PP21B-1337:
Holocene Changes in Climate and Ecological Gradients across the Alaskan Arctic Assessed with Multiple Organic Geochemical and Paleoecological Techniques

Tuesday, 16 December 2014
Jonathan E Nichols, Lamont -Doherty Earth Observatory, Palisades, NY, United States and Dorothy M Peteet, Goddard Inst Space Studies, New York, NY, United States
Abstract:
There is a strong climate gradient across the Alaskan Arctic, with important implications for ecology, carbon and nutrient cycling, terrestrial hydrology and permafrost. Hydrogen isotopes of precipitation are important tool for measuring this climate gradient, as it summarizes variability in precipitation, temperature, and other parameters of the ocean-atmosphere system–all important for understanding the rapidly changing climate of the Arctic.

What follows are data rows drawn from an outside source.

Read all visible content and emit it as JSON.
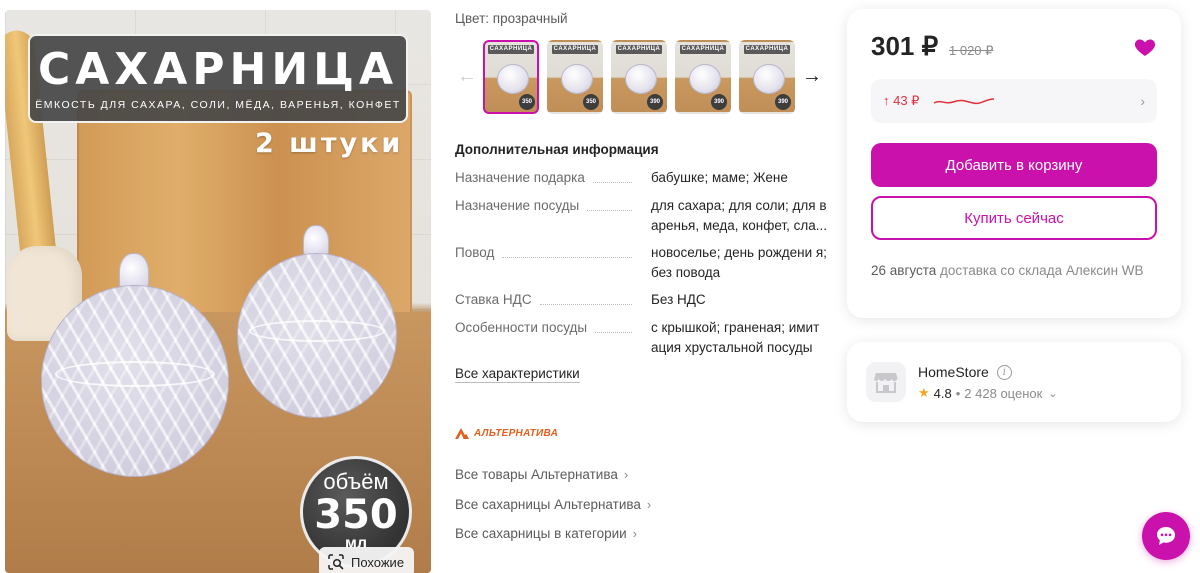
{
  "gallery": {
    "title": "САХАРНИЦА",
    "subtitle": "ЁМКОСТЬ ДЛЯ САХАРА, СОЛИ, МЁДА, ВАРЕНЬЯ, КОНФЕТ",
    "quantity": "2 штуки",
    "volume_word": "объём",
    "volume_value": "350",
    "volume_unit": "мл",
    "similar_label": "Похожие"
  },
  "variant": {
    "color_label": "Цвет:",
    "color_value": "прозрачный",
    "thumbnails": [
      {
        "label": "САХАРНИЦА",
        "badge": "350",
        "active": true
      },
      {
        "label": "САХАРНИЦА",
        "badge": "350",
        "active": false
      },
      {
        "label": "САХАРНИЦА",
        "badge": "390",
        "active": false
      },
      {
        "label": "САХАРНИЦА",
        "badge": "390",
        "active": false
      },
      {
        "label": "САХАРНИЦА",
        "badge": "390",
        "active": false
      }
    ]
  },
  "specs": {
    "title": "Дополнительная информация",
    "rows": [
      {
        "key": "Назначение подарка",
        "value": "бабушке; маме; Жене"
      },
      {
        "key": "Назначение посуды",
        "value": "для сахара; для соли; для в аренья, меда, конфет, сла..."
      },
      {
        "key": "Повод",
        "value": "новоселье; день рождени я; без повода"
      },
      {
        "key": "Ставка НДС",
        "value": "Без НДС"
      },
      {
        "key": "Особенности посуды",
        "value": "с крышкой; граненая; имит ация хрустальной посуды"
      }
    ],
    "all_link": "Все характеристики"
  },
  "brand": {
    "logo_text": "АЛЬТЕРНАТИВА",
    "links": [
      "Все товары Альтернатива",
      "Все сахарницы Альтернатива",
      "Все сахарницы в категории"
    ]
  },
  "buy": {
    "price": "301 ₽",
    "old_price": "1 020 ₽",
    "price_change": "↑ 43 ₽",
    "add_to_cart": "Добавить в корзину",
    "buy_now": "Купить сейчас",
    "delivery_date": "26 августа",
    "delivery_text": "доставка со склада Алексин WB",
    "accent_color": "#cb11ab",
    "price_up_color": "#e0313d"
  },
  "seller": {
    "name": "HomeStore",
    "rating": "4.8",
    "reviews": "2 428 оценок"
  },
  "icons": {
    "heart": "heart-icon",
    "chat": "chat-icon",
    "search_similar": "image-search-icon",
    "store": "store-icon"
  }
}
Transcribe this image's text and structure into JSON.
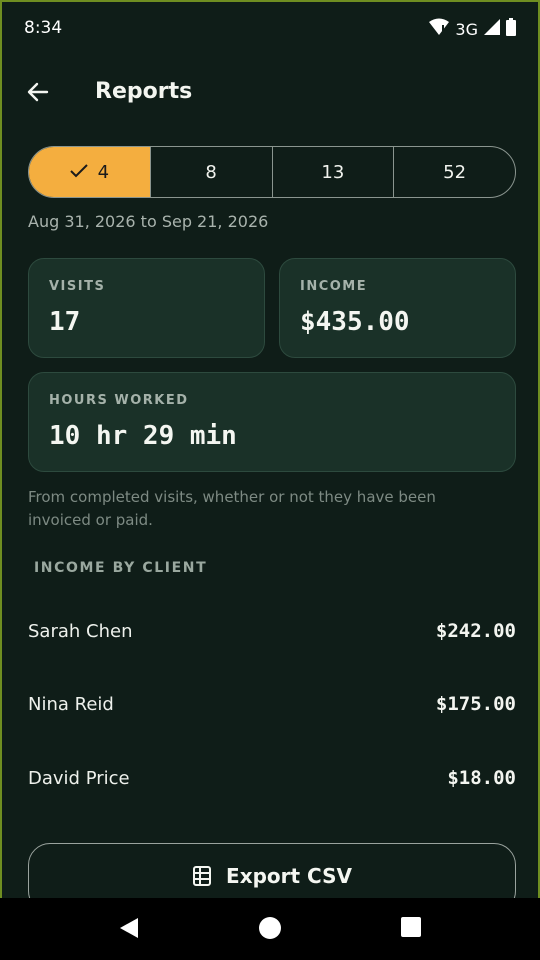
{
  "status_bar": {
    "time": "8:34",
    "network": "3G",
    "icons": [
      "wifi-icon",
      "signal-icon",
      "battery-icon"
    ]
  },
  "app_bar": {
    "title": "Reports",
    "back_icon": "arrow-left-icon"
  },
  "period_selector": {
    "options": [
      {
        "label": "4",
        "selected": true
      },
      {
        "label": "8",
        "selected": false
      },
      {
        "label": "13",
        "selected": false
      },
      {
        "label": "52",
        "selected": false
      }
    ],
    "selected_check_icon": "check-icon"
  },
  "date_range": "Aug 31, 2026 to Sep 21, 2026",
  "stats": {
    "visits": {
      "label": "VISITS",
      "value": "17"
    },
    "income": {
      "label": "INCOME",
      "value": "$435.00"
    },
    "hours": {
      "label": "HOURS WORKED",
      "value": "10 hr 29 min"
    }
  },
  "footnote": "From completed visits, whether or not they have been invoiced or paid.",
  "income_by_client": {
    "header": "INCOME BY CLIENT",
    "rows": [
      {
        "name": "Sarah Chen",
        "amount": "$242.00"
      },
      {
        "name": "Nina Reid",
        "amount": "$175.00"
      },
      {
        "name": "David Price",
        "amount": "$18.00"
      }
    ]
  },
  "export": {
    "label": "Export CSV",
    "icon": "spreadsheet-icon"
  },
  "colors": {
    "background": "#0f1d18",
    "card": "#1a3128",
    "accent": "#f4ae3f",
    "frame": "#6f8e21"
  }
}
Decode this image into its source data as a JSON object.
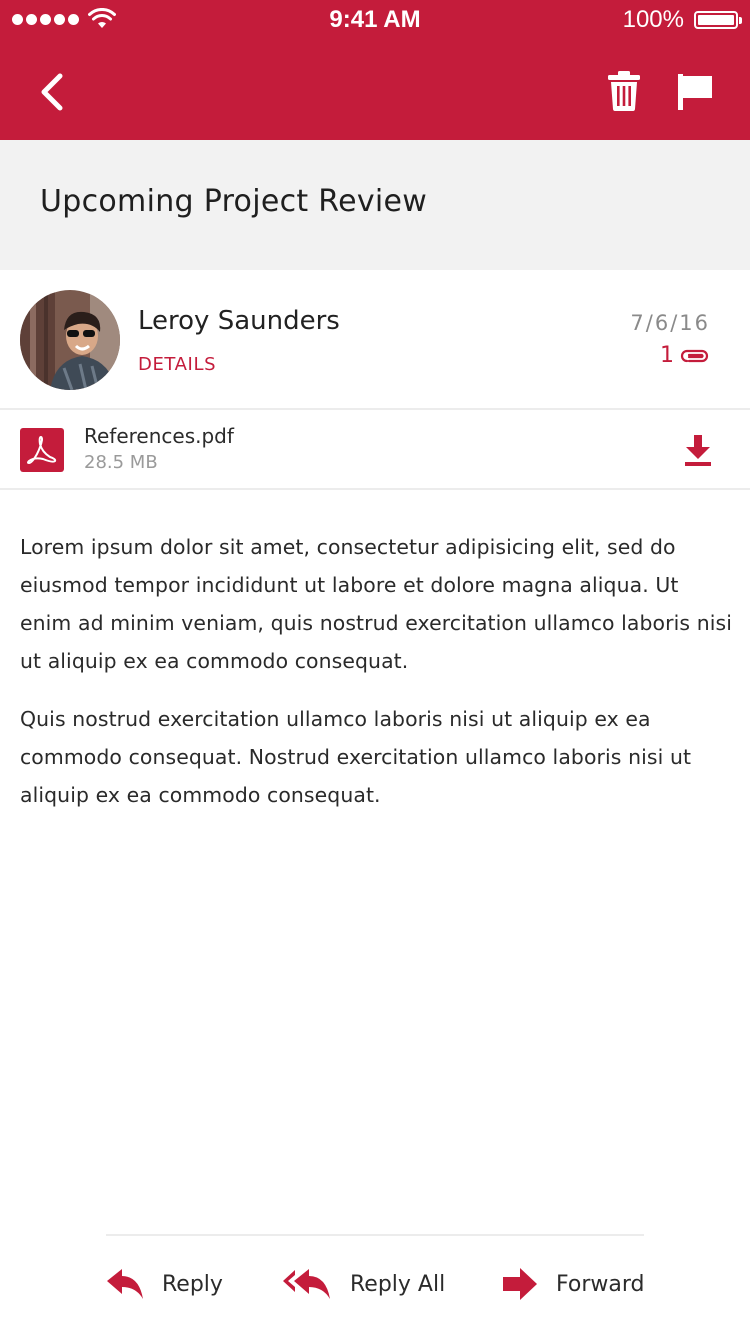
{
  "status_bar": {
    "time": "9:41 AM",
    "battery": "100%"
  },
  "nav": {
    "back_icon": "chevron-left-icon",
    "delete_icon": "trash-icon",
    "flag_icon": "flag-icon"
  },
  "colors": {
    "accent": "#c41c3b",
    "subject_bg": "#f2f2f2",
    "text": "#2b2b2b",
    "muted": "#8a8a8a"
  },
  "email": {
    "subject": "Upcoming Project Review",
    "sender": "Leroy Saunders",
    "details_link": "DETAILS",
    "date": "7/6/16",
    "attachment_count": "1"
  },
  "attachment": {
    "file_name": "References.pdf",
    "file_size": "28.5 MB",
    "type_icon": "pdf-icon",
    "download_icon": "download-icon"
  },
  "body": {
    "paragraphs": [
      "Lorem ipsum dolor sit amet, consectetur adipisicing elit, sed do eiusmod tempor incididunt ut labore et dolore magna aliqua. Ut enim ad minim veniam, quis nostrud exercitation ullamco laboris nisi ut aliquip ex ea commodo consequat.",
      "Quis nostrud exercitation ullamco laboris nisi ut aliquip ex ea commodo consequat. Nostrud exercitation ullamco laboris nisi ut aliquip ex ea commodo consequat."
    ]
  },
  "actions": {
    "reply": "Reply",
    "reply_all": "Reply All",
    "forward": "Forward"
  }
}
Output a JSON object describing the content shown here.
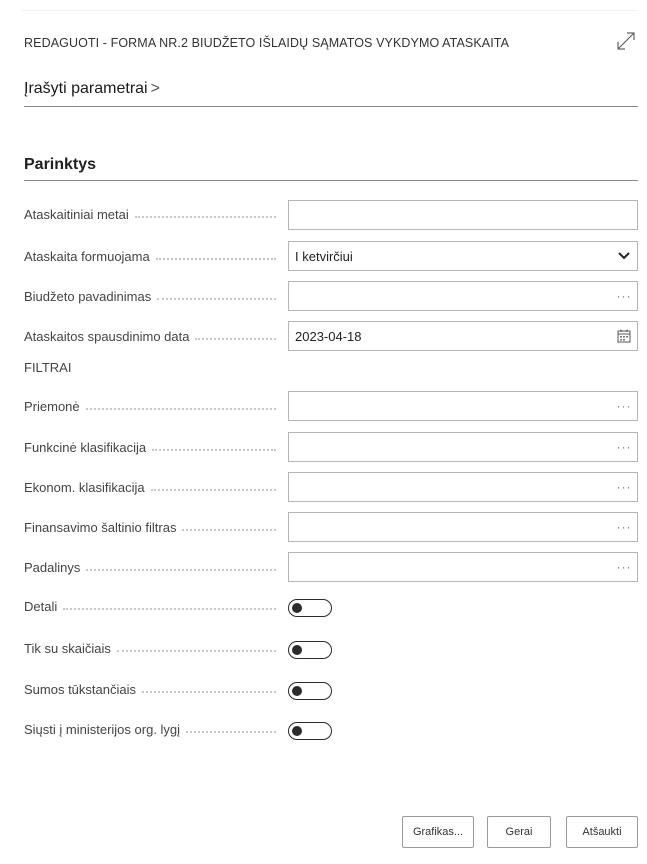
{
  "dialog": {
    "title": "REDAGUOTI - FORMA NR.2 BIUDŽETO IŠLAIDŲ SĄMATOS VYKDYMO ATASKAITA",
    "record_params_label": "Įrašyti parametrai",
    "record_params_chevron": ">",
    "section_title": "Parinktys"
  },
  "fields": {
    "report_year": {
      "label": "Ataskaitiniai metai",
      "value": ""
    },
    "report_formed": {
      "label": "Ataskaita formuojama",
      "value": "I ketvirčiui"
    },
    "budget_name": {
      "label": "Biudžeto pavadinimas",
      "value": "",
      "suffix": "···"
    },
    "print_date": {
      "label": "Ataskaitos spausdinimo data",
      "value": "2023-04-18"
    }
  },
  "filters": {
    "heading": "FILTRAI",
    "measure": {
      "label": "Priemonė",
      "value": "",
      "suffix": "···"
    },
    "functional": {
      "label": "Funkcinė klasifikacija",
      "value": "",
      "suffix": "···"
    },
    "economic": {
      "label": "Ekonom. klasifikacija",
      "value": "",
      "suffix": "···"
    },
    "funding_source": {
      "label": "Finansavimo šaltinio filtras",
      "value": "",
      "suffix": "···"
    },
    "department": {
      "label": "Padalinys",
      "value": "",
      "suffix": "···"
    }
  },
  "toggles": {
    "details": {
      "label": "Detali",
      "on": false
    },
    "only_numbers": {
      "label": "Tik su skaičiais",
      "on": false
    },
    "thousands": {
      "label": "Sumos tūkstančiais",
      "on": false
    },
    "ministry": {
      "label": "Siųsti į ministerijos org. lygį",
      "on": false
    }
  },
  "buttons": {
    "schedule": "Grafikas...",
    "ok": "Gerai",
    "cancel": "Atšaukti"
  }
}
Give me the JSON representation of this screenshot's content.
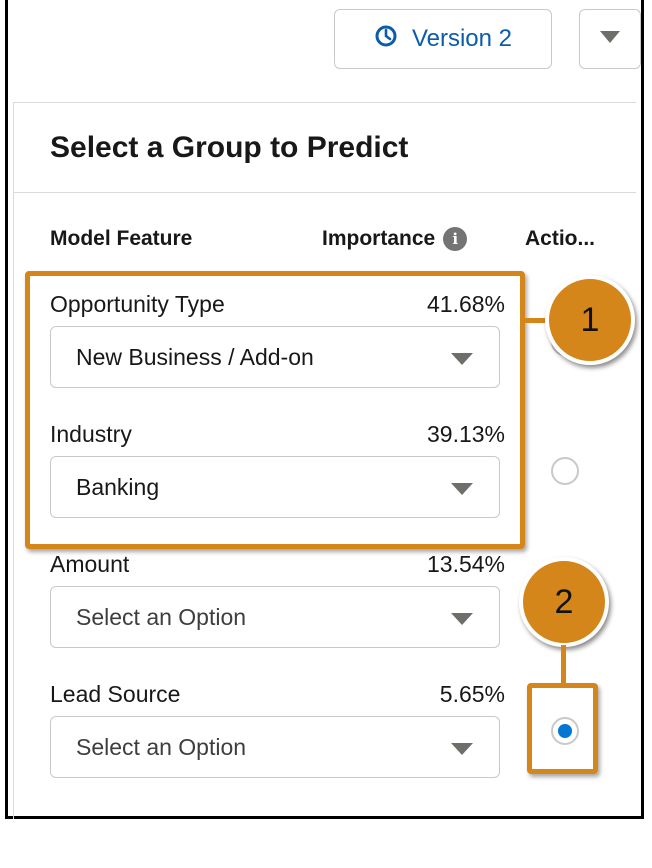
{
  "toolbar": {
    "version_label": "Version 2"
  },
  "panel": {
    "title": "Select a Group to Predict",
    "columns": {
      "feature": "Model Feature",
      "importance": "Importance",
      "action": "Actio..."
    }
  },
  "features": [
    {
      "name": "Opportunity Type",
      "importance": "41.68%",
      "value": "New Business / Add-on"
    },
    {
      "name": "Industry",
      "importance": "39.13%",
      "value": "Banking"
    },
    {
      "name": "Amount",
      "importance": "13.54%",
      "placeholder": "Select an Option"
    },
    {
      "name": "Lead Source",
      "importance": "5.65%",
      "placeholder": "Select an Option"
    }
  ],
  "callouts": {
    "one": "1",
    "two": "2"
  },
  "colors": {
    "accent_link": "#0b5cab",
    "callout": "#d4861a",
    "radio_selected": "#0176d3"
  }
}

We reconstructed D/H ratios of precipitation along with other hydrological and ecological parameters in a series of peatlands throughout the Alaskan Arctic. We reconstruct climate parameters using the hydrogen isotope ratios of leaf wax n-alkanes and paleoecology using distributions of lipid biomarkers and macrofossil identification. By reconstructing D/H ratios at all sites, we are able to compare disparate environments to robustly establish changing precipitation isotope gradients over the Holocene and in the Late Glacial. We investigated four sites in a southeast–northwest transect of the Alaskan arctic, each with stratigraphies covering the Holocene, and two extending into the Late Glacial. We used data from this transect to identify temporal changes in the gradient of precipitation D/H ratios. We also assessed the impact of these changes in the context of Arctic peatland and permafrost carbon accumulation, as these impacts are key to our understanding of the interactions and feedbacks of the terrestrial carbon cycle on recent and future Arctic warming.